Kunst Worker Compensation Matter
On June 18, 2015, Gerald Kunst, or Kunst, filed a civil suit against us and Travelers Property Casualty Company of America, or Travelers, in Massachusetts Superior Court, Civil Action No. SUCV2015-01818F. Travelers is our general liability insurance carrier. The complaint filed by Kunst, an employee of a third party service provider, alleges that he was injured while performing air conditioning repair services on the premises of our Acton, Massachusetts facility and seeks judgment in an amount to be determined by the court or jury, together with interest and costs. On July 24, 2015, we filed an answer to the complaint, which included our affirmative defenses. The case is scheduled for mediation on October 30, 2017.  If the mediator is unable to facilitate a resolution, the case is scheduled for trial on February 5, 2018. We intend to vigorously defend against this litigation.
Sale-Leaseback
In March 2006, our Oclaro Technology Ltd. subsidiary entered into multiple agreements with a subsidiary of Scarborough Development (Scarborough) for the sale and leaseback of the land and buildings located at our Caswell, U.K., manufacturing site. The sale transaction, which closed on March 30, 2006, resulted in proceeds to Oclaro Technology Ltd. of £13.75 million (approximately $24.0 million on the date of the transaction). Under these agreements, Oclaro Technology Ltd. leases back the Caswell site for an initial term of 20 years, with options to renew the lease term for 5 years following the initial term and for rolling 2-year terms thereafter.

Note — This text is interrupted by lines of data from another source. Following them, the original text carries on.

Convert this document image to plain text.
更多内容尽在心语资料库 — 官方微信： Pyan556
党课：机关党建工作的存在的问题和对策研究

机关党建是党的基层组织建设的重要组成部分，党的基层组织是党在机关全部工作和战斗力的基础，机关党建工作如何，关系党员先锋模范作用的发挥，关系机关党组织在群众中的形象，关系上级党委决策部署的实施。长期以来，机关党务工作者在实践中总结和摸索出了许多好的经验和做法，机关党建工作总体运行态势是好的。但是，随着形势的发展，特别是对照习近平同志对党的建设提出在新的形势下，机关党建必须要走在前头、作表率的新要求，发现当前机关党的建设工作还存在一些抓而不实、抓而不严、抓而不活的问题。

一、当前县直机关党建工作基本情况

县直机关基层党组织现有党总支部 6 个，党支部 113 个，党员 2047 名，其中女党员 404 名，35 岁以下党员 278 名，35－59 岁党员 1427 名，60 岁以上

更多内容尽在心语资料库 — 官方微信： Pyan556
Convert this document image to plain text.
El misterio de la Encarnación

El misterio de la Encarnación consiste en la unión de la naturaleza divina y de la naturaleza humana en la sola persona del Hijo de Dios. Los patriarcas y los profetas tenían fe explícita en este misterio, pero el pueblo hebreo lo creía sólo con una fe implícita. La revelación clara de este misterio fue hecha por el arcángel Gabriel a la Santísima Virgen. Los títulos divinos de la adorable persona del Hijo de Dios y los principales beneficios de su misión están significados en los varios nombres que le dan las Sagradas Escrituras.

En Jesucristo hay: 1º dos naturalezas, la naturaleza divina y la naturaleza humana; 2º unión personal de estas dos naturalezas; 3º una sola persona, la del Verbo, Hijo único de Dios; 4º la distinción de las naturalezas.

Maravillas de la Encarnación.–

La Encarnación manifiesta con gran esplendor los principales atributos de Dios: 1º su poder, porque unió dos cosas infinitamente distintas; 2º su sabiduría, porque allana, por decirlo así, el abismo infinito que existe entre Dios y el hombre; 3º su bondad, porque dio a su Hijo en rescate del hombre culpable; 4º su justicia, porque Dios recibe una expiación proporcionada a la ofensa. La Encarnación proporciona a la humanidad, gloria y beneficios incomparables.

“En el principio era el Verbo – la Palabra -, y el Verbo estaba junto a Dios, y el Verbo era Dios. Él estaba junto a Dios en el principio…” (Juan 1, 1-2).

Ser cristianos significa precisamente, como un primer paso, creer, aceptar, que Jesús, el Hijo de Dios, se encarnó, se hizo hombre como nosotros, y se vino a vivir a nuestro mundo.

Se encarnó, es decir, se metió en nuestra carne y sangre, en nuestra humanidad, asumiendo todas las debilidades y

Based on the exchange rate on July 1, 2017, annual rent for the next 4 years of the lease is approximately £1.4 million, or $1.8 million; and annual rent for the last 5 years of the lease is approximately £1.6 million, or $2.1 million per year. Rent during the optional renewal terms will be determined according to the then market rent for the site. The obligations of Oclaro Technology Ltd under these agreements are guaranteed by us. In addition, Scarborough and us entered into a pre-emption agreement with the buyer under which Oclaro Technology Ltd, within the initial 20-year term, has a right to purchase the Caswell site in whole or in part on terms acceptable to Scarborough if Scarborough agrees to terms with or receives an offer from a third party to purchase the Caswell facility. As a result of these agreements, we deferred a related gain of $20.4 million, which is being amortized ratably against rent expense over the initial 20-year term of the lease. As of July 1, 2017, the unamortized balance of this deferred gain is $6.7 million.
At the inception of the Caswell lease, we determined the total minimum lease payments which were to be paid over the lease term, and we are recognizing the effects of scheduled rent increases, which are included in the total minimum lease payments, on a straight-line basis over the lease term.